Kenakeragaman hayati di Kampus Unej yang melimpah ternyata memicu keingintahuan para peneliti baik dari dalam negeri maupun luar negeri untuk melakukan observasi, salah satunya seperti yang dilakukan peneliti hewan amfibi asal Amerika Serikat Deirdre Conroy.

"Herpetofauna adalah observasi terhadap hewan amfibi dan reptil yang biasanya dilakukan pada malam hari saat hewan amfibi dan reptil aktif," tuturnya.

Menurutnya temuan tersebut cukup menggembirakan karena pihaknya bersama tim menemukan jenis katak kecil, kadal serasah dan ular hijau viper yang berbisa yang biasanya ditemukan di hutan kini hidup di Kampus Unej.

"Penemuan katak kecil (Occidozyga sumatrana) di wilayah Kampus Unej patut disambut gembira karena keberadaan katak berukuran maksimal 1 cm itu menandakan bahwa kondisi alam kampus tersebut, khususnya kondisi airnya tergolong baik," katanya.

Ia menjelaskan hewan amfibi seperti katak hidupnya sangat tergantung pada air karena sebagian besar daur hidup dan proses reproduksinya ada di air, sehingga penemuan katak kecil itu membuktikan bahwa kualitas air di wilayah Kampus Unej tergolong baik.

"Jika kondisi air di suatu wilayah tercemar, maka yang pertama kali terkena dampaknya adalah hewan amfibi.
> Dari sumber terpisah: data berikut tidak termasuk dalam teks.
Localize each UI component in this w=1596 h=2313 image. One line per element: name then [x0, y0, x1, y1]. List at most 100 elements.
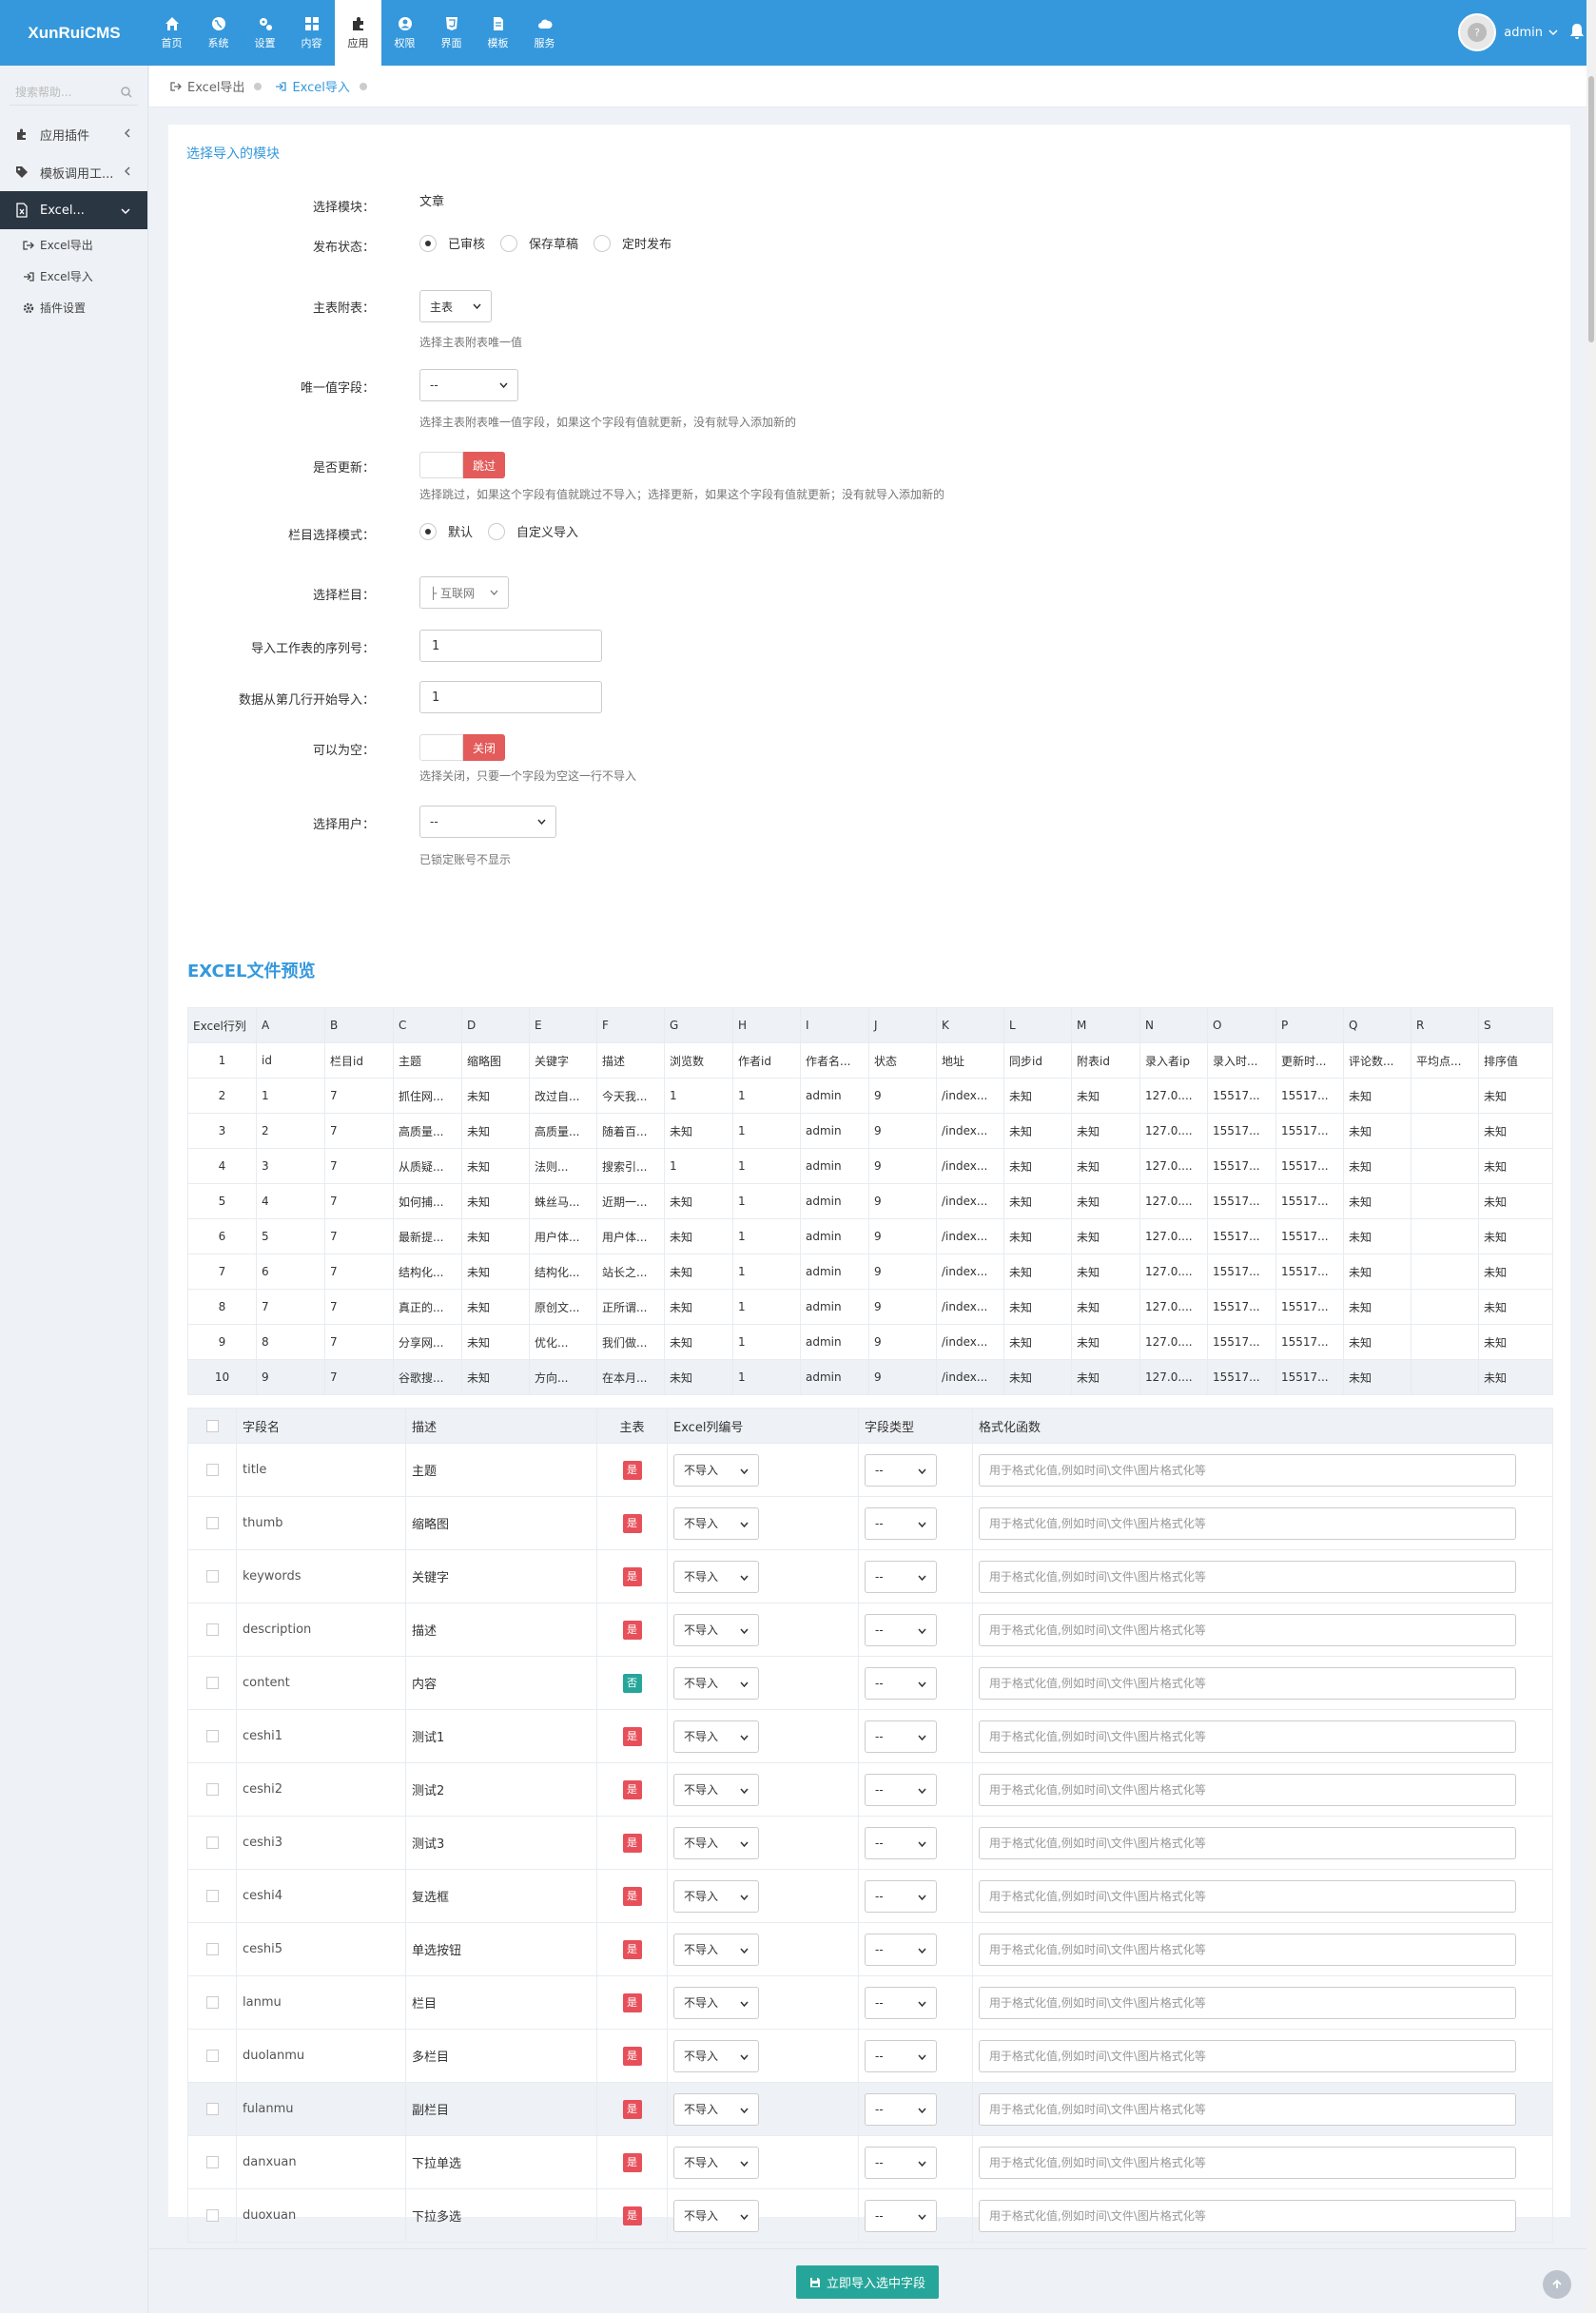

Apalagi untuk katak kecil yang kulitnya sangat sensitif teradap perubahan kualitas air," ujarnya.

Agung mengatakan keberadaan hewan amfibi dan reptil di Kampus Unej yang beraneka ragam menunjukkan keberhasilan kampus setempat menjaga kelestarian wilayahnya karena pada umumnya hewan amfibi dan reptil mendiami satu daerah tertentu saja selama hidupnya, sehingga berbeda dengan hewan lain yang mampu berimigrasi.
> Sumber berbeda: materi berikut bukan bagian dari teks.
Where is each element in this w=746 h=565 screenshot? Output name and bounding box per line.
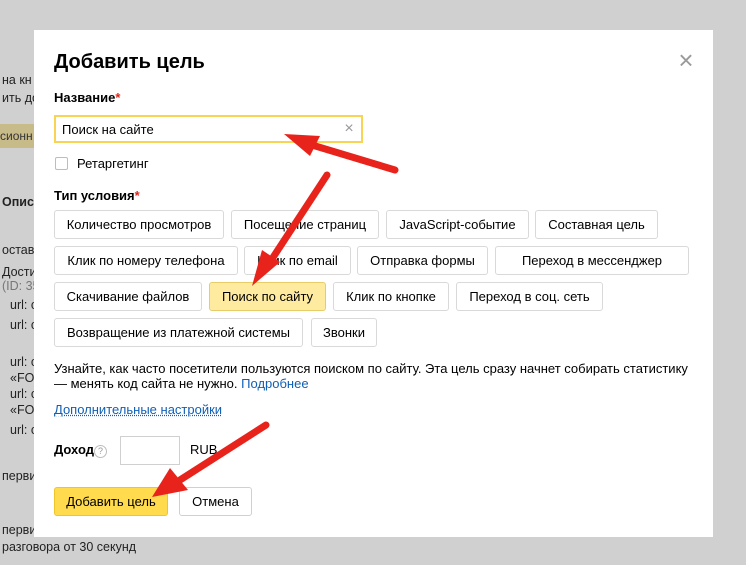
chip-phone-click[interactable]: Клик по номеру телефона bbox=[54, 246, 238, 275]
bg-text: разговора от 30 секунд bbox=[2, 540, 137, 554]
bg-text: остав bbox=[2, 243, 35, 257]
currency-label: RUB bbox=[190, 442, 218, 457]
revenue-input[interactable] bbox=[120, 436, 180, 465]
goal-description: Узнайте, как часто посетители пользуются… bbox=[54, 361, 688, 391]
cancel-button[interactable]: Отмена bbox=[179, 487, 252, 516]
bg-badge: сионн bbox=[0, 124, 36, 148]
bg-text: «FO bbox=[10, 403, 35, 417]
name-label: Название* bbox=[54, 90, 121, 105]
chip-javascript-event[interactable]: JavaScript-событие bbox=[386, 210, 529, 239]
bg-text: на кн bbox=[2, 73, 32, 87]
chip-page-views[interactable]: Количество просмотров bbox=[54, 210, 224, 239]
chip-messenger[interactable]: Переход в мессенджер bbox=[495, 246, 689, 275]
goal-name-input[interactable] bbox=[54, 115, 363, 143]
chip-email-click[interactable]: Клик по email bbox=[244, 246, 351, 275]
retargeting-label: Ретаргетинг bbox=[77, 156, 149, 171]
chip-calls[interactable]: Звонки bbox=[311, 318, 377, 347]
close-icon[interactable]: × bbox=[677, 47, 695, 73]
revenue-label: Доход bbox=[54, 442, 94, 457]
dialog-title: Добавить цель bbox=[54, 51, 205, 73]
add-goal-button[interactable]: Добавить цель bbox=[54, 487, 168, 516]
clear-input-icon[interactable]: × bbox=[342, 120, 356, 138]
chip-composite-goal[interactable]: Составная цель bbox=[535, 210, 658, 239]
condition-type-label: Тип условия* bbox=[54, 188, 140, 203]
checkbox-icon[interactable] bbox=[55, 157, 68, 170]
chip-button-click[interactable]: Клик по кнопке bbox=[333, 282, 449, 311]
chip-site-search[interactable]: Поиск по сайту bbox=[209, 282, 326, 311]
bg-text: «FO bbox=[10, 371, 35, 385]
more-link[interactable]: Подробнее bbox=[241, 376, 308, 391]
chip-form-submit[interactable]: Отправка формы bbox=[357, 246, 488, 275]
chip-social-network[interactable]: Переход в соц. сеть bbox=[456, 282, 603, 311]
chip-file-download[interactable]: Скачивание файлов bbox=[54, 282, 202, 311]
chip-page-visits[interactable]: Посещение страниц bbox=[231, 210, 379, 239]
help-icon[interactable]: ? bbox=[94, 445, 107, 458]
advanced-settings-link[interactable]: Дополнительные настройки bbox=[54, 402, 222, 417]
retargeting-checkbox[interactable]: Ретаргетинг bbox=[55, 156, 149, 171]
bg-text: Дости bbox=[2, 265, 37, 279]
chip-payment-return[interactable]: Возвращение из платежной системы bbox=[54, 318, 303, 347]
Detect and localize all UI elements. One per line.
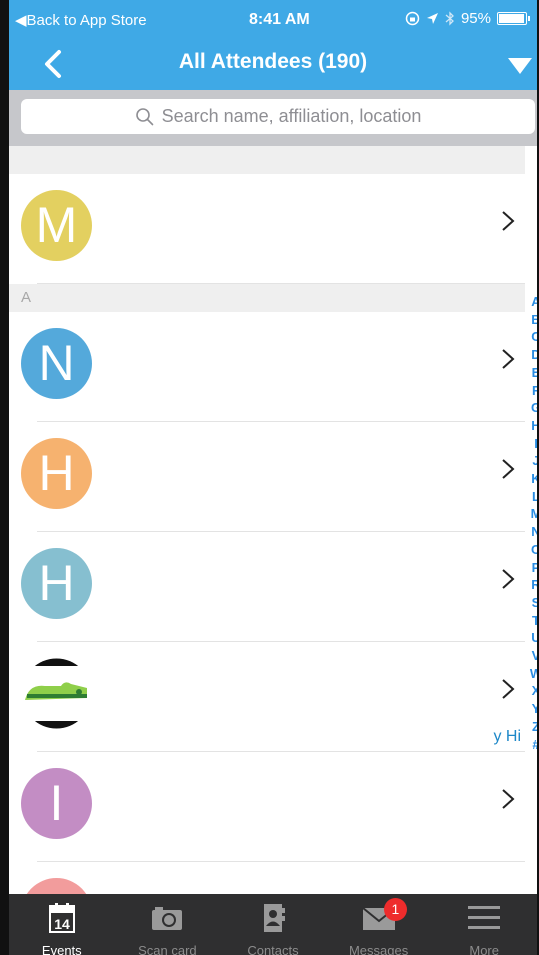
tab-messages[interactable]: Messages 1	[326, 894, 432, 955]
index-letter[interactable]: Z	[532, 718, 537, 736]
page-title: All Attendees (190)	[178, 50, 368, 73]
index-letter[interactable]: O	[531, 541, 537, 559]
index-letter[interactable]: #	[532, 736, 537, 754]
bluetooth-icon	[445, 11, 454, 26]
menu-icon	[464, 894, 504, 939]
attendee-list[interactable]: MANHHy Hi I	[9, 146, 525, 896]
nav-bar: All Attendees (190)	[9, 38, 537, 90]
chevron-right-icon	[501, 568, 515, 590]
status-right: 95%	[405, 10, 530, 27]
tab-events[interactable]: 14 Events	[9, 894, 115, 955]
chevron-right-icon	[501, 678, 515, 700]
attendee-row[interactable]: H	[9, 422, 525, 532]
battery-icon	[497, 12, 530, 25]
avatar: I	[21, 768, 92, 839]
search-placeholder: Search name, affiliation, location	[161, 106, 422, 126]
attendee-row[interactable]	[9, 862, 525, 896]
tab-label: Scan card	[138, 943, 197, 955]
avatar: H	[21, 438, 92, 509]
chevron-right-icon	[501, 788, 515, 810]
camera-icon	[147, 894, 187, 939]
status-time: 8:41 AM	[249, 11, 310, 28]
index-letter[interactable]: B	[531, 311, 537, 329]
app-frame: ◀︎Back to App Store 8:41 AM 95% All Atte…	[0, 0, 539, 955]
index-letter[interactable]: L	[532, 488, 537, 506]
tab-contacts[interactable]: Contacts	[220, 894, 326, 955]
index-letter[interactable]: J	[532, 452, 537, 470]
avatar: M	[21, 190, 92, 261]
chevron-right-icon	[501, 458, 515, 480]
alphabet-index[interactable]: ABCDEFGHIJKLMNOPRSTUVWXYZ#	[528, 293, 537, 754]
index-letter[interactable]: C	[531, 328, 537, 346]
index-letter[interactable]: G	[531, 399, 537, 417]
attendee-row[interactable]: H	[9, 532, 525, 642]
index-letter[interactable]: U	[531, 629, 537, 647]
status-bar: ◀︎Back to App Store 8:41 AM 95%	[9, 0, 537, 38]
chevron-right-icon	[501, 348, 515, 370]
top-bar: ◀︎Back to App Store 8:41 AM 95% All Atte…	[9, 0, 537, 90]
back-to-app-store-link[interactable]: ◀︎Back to App Store	[15, 11, 147, 29]
index-letter[interactable]: A	[531, 293, 537, 311]
unread-badge: 1	[383, 898, 407, 921]
search-icon	[135, 108, 153, 126]
index-letter[interactable]: N	[531, 523, 537, 541]
search-input[interactable]: Search name, affiliation, location	[21, 99, 535, 134]
tab-label: Contacts	[247, 943, 299, 955]
battery-percent: 95%	[460, 10, 491, 27]
company-logo-icon	[21, 658, 92, 729]
attendee-row[interactable]: I	[9, 752, 525, 862]
index-letter[interactable]: D	[531, 346, 537, 364]
svg-text:14: 14	[54, 916, 70, 932]
attendee-row[interactable]: N	[9, 312, 525, 422]
chevron-right-icon	[501, 210, 515, 232]
index-letter[interactable]: K	[531, 470, 537, 488]
contacts-icon	[253, 894, 293, 939]
index-letter[interactable]: M	[531, 505, 537, 523]
attendee-row[interactable]: y Hi	[9, 642, 525, 752]
calendar-icon: 14	[42, 894, 82, 939]
index-letter[interactable]: H	[531, 417, 537, 435]
tab-label: Events	[41, 943, 82, 955]
index-letter[interactable]: S	[532, 594, 537, 612]
attendee-row[interactable]: M	[9, 174, 525, 284]
filter-dropdown-icon[interactable]	[507, 56, 533, 76]
index-letter[interactable]: F	[532, 382, 537, 400]
section-header: A	[9, 284, 525, 312]
tab-scan-card[interactable]: Scan card	[115, 894, 221, 955]
location-icon	[426, 13, 438, 24]
index-letter[interactable]: R	[531, 576, 537, 594]
section-header	[9, 146, 525, 174]
search-bar: Search name, affiliation, location	[9, 90, 537, 146]
orientation-lock-icon	[405, 11, 420, 26]
index-letter[interactable]: V	[532, 647, 537, 665]
index-letter[interactable]: I	[534, 435, 537, 453]
index-letter[interactable]: P	[532, 559, 537, 577]
index-letter[interactable]: W	[530, 665, 537, 683]
tab-label: More	[469, 943, 499, 955]
index-letter[interactable]: Y	[532, 700, 537, 718]
avatar	[21, 658, 92, 729]
tab-more[interactable]: More	[431, 894, 537, 955]
row-separator	[37, 283, 525, 284]
avatar: N	[21, 328, 92, 399]
tab-label: Messages	[348, 943, 409, 955]
index-letter[interactable]: E	[532, 364, 537, 382]
index-letter[interactable]: T	[532, 612, 537, 630]
index-letter[interactable]: X	[532, 682, 537, 700]
avatar: H	[21, 548, 92, 619]
affiliation-snippet: y Hi	[493, 728, 521, 745]
tab-bar: 14 Events Scan card Contacts Messages 1 More	[9, 894, 537, 955]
"Jika di dalam satu wilayah hewan amfibi dan reptilnya berkembang biak dengan baik, maka kelestarian wilayah tersebut terjaga dengan baik dari waktu ke waktu," katanya.
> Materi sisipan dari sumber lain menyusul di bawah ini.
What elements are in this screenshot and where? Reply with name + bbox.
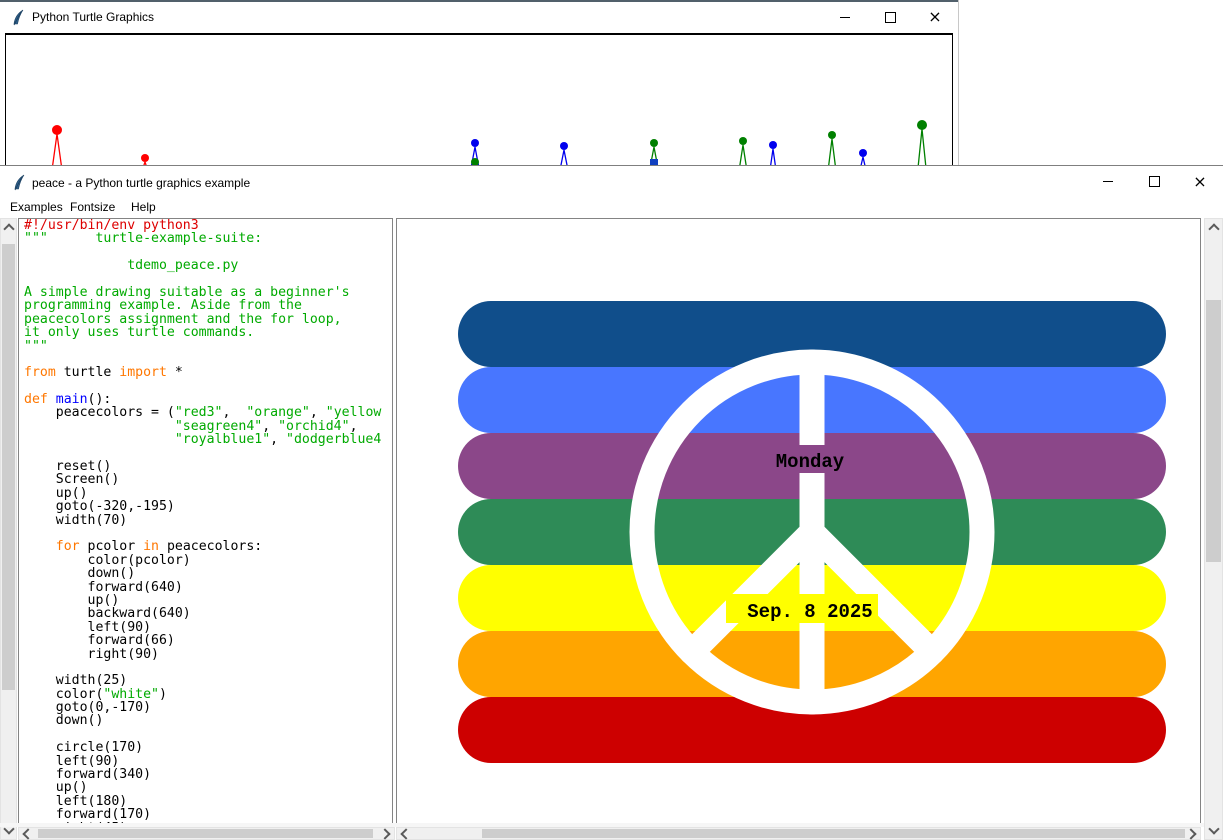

Ia menjelaskan jika sebuah daerah kondisi alamnya rusak maka amfibi dan reptil yang paling rentan punah mengingat mereka tidak bisa pindah ke daerah lain, berbeda dengan burung yang bisa berimigrasi, salah satu contohnya penemuan kadal serasah yang jarang ditemukan di daerah lain.

Selain penemuan katak kecil dan kadal serasah, temuan istimewa di Kampus Unej adalah ular hijau viper sepanjang kurang lebih 70 cm dengan diameter sekitar 7 cm dan ukuran itu cukup besar untuk ukuran ular jenisnya, serta ditemukan juga ular kobra jawa, weling hingga sanca batik.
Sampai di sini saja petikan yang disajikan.